Ravic Strubel wechselt die Erzählperspektive. Inez, auch Thon erinnern sich. Die Geschichte nimmt spürbar an Fahrt auf. Passagenweise liest sich das jetzt wie in einem Polit-Thriller. Klischeehaft, banal, Pappfertigfiguren: Das sind Vorwürfe, die Ravic Strubel gerade in den Feuilletons früherer SED-Bezirkszeitungen gemacht wurden. Ist das so? Gut, manchmal wirkt die Geschichte ein bisschen zu sehr konstruiert. Aber dass die DDR eben nicht die niedliche Kleingartenidylle war, in der sozialer Zusammenhalt und Nächstenliebe unter dem Deckmantel des real existierenden Sozialismus blühten, das hat wohl selten ein Autor so deutlich beschrieben wie Ravic Strubel. Und die "Angriffsfront Intimleben" ist mit dem Ende der DDR noch lange nicht beendet. Zwischenmenschliche Beziehungen in der DDR sind ein großes Thema, ein Thema, das für die 1974 in Potsdam lebende Autorin schon in früheren Büchern eine Bedeutung hatte. Die Szene in Feldbergs Datsche, den Abend als Thon die 16 Jahre alte, von ihm geschwängerte Inez einfach sitzen lässt, gehört zu den beklemmendsten Schilderungen in dem Roman. Inez, Felix, auch Erik sind Suchende, auch Getriebene. Nur Feldberg, der nach seiner Stasi-Karriere im Westen als schmieriger Privatdetektiv weitermacht, scheint wie die Spinne im Netz die Fäden zusammen zu halten.

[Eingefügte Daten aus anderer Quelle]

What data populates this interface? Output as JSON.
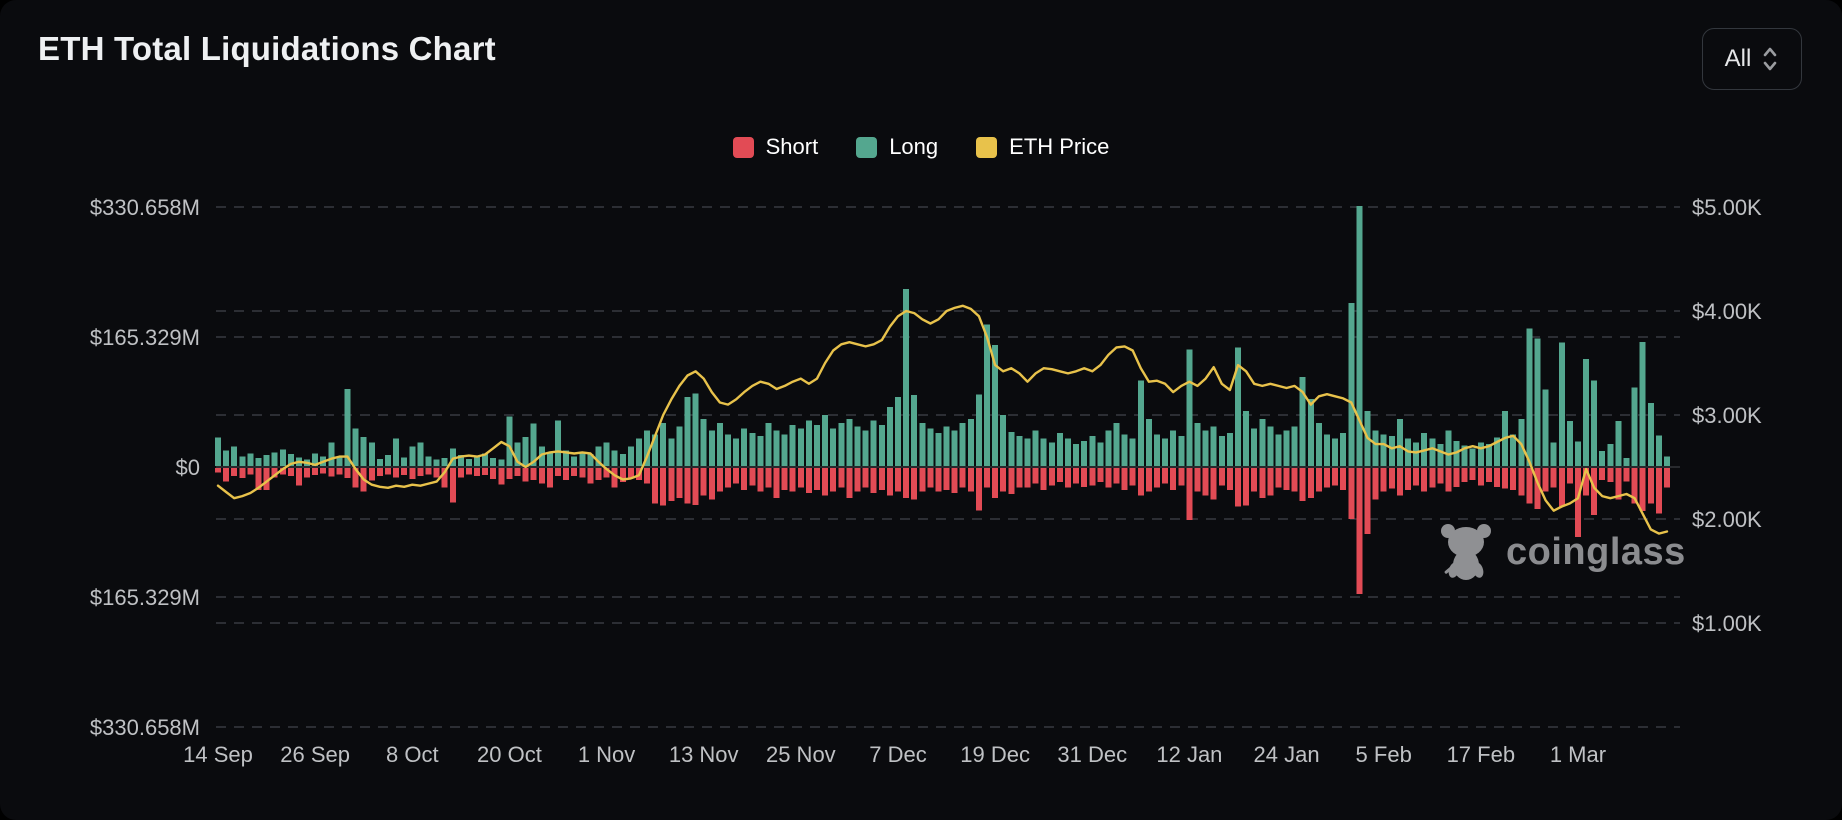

Feldberg kümmert sich um alles. Er sucht in der DDR die Adoptiveltern für das Kind, er sorgt für einen Ausbildungsplatz für Inez. Und er hat auch nach der Wende beide, Mutter und Sohn, nie mehr aus dem Auge gelassen. Und wieder kommt es, wie es kommen musste. Der Leser ahnt es bald, Erik ist Inez und Felix’ Sohn. Die Liebesgeschichte ist eine Inzestgeschichte. Es ist eindrucksvoll, wie Ravic Strubel diese Liebe beschreibt. Als beide die Wahrheit erkennen, trennen sie sich nicht. Die Liebe geht weiter, ein Wagnis für jeden Autoren. Ravic Strubel ist es geglückt, diese Liebe stehen zu lassen, ohne dass sie auch nur einmal den moralischen Zeigefinger hebt. ´
"Sie haben doch was miteinander, Sie und der Junge", fragt eine von Feldberg auf die Insel gelockte Journalistin Inez. Ihre Antwort: "Wir haben alles."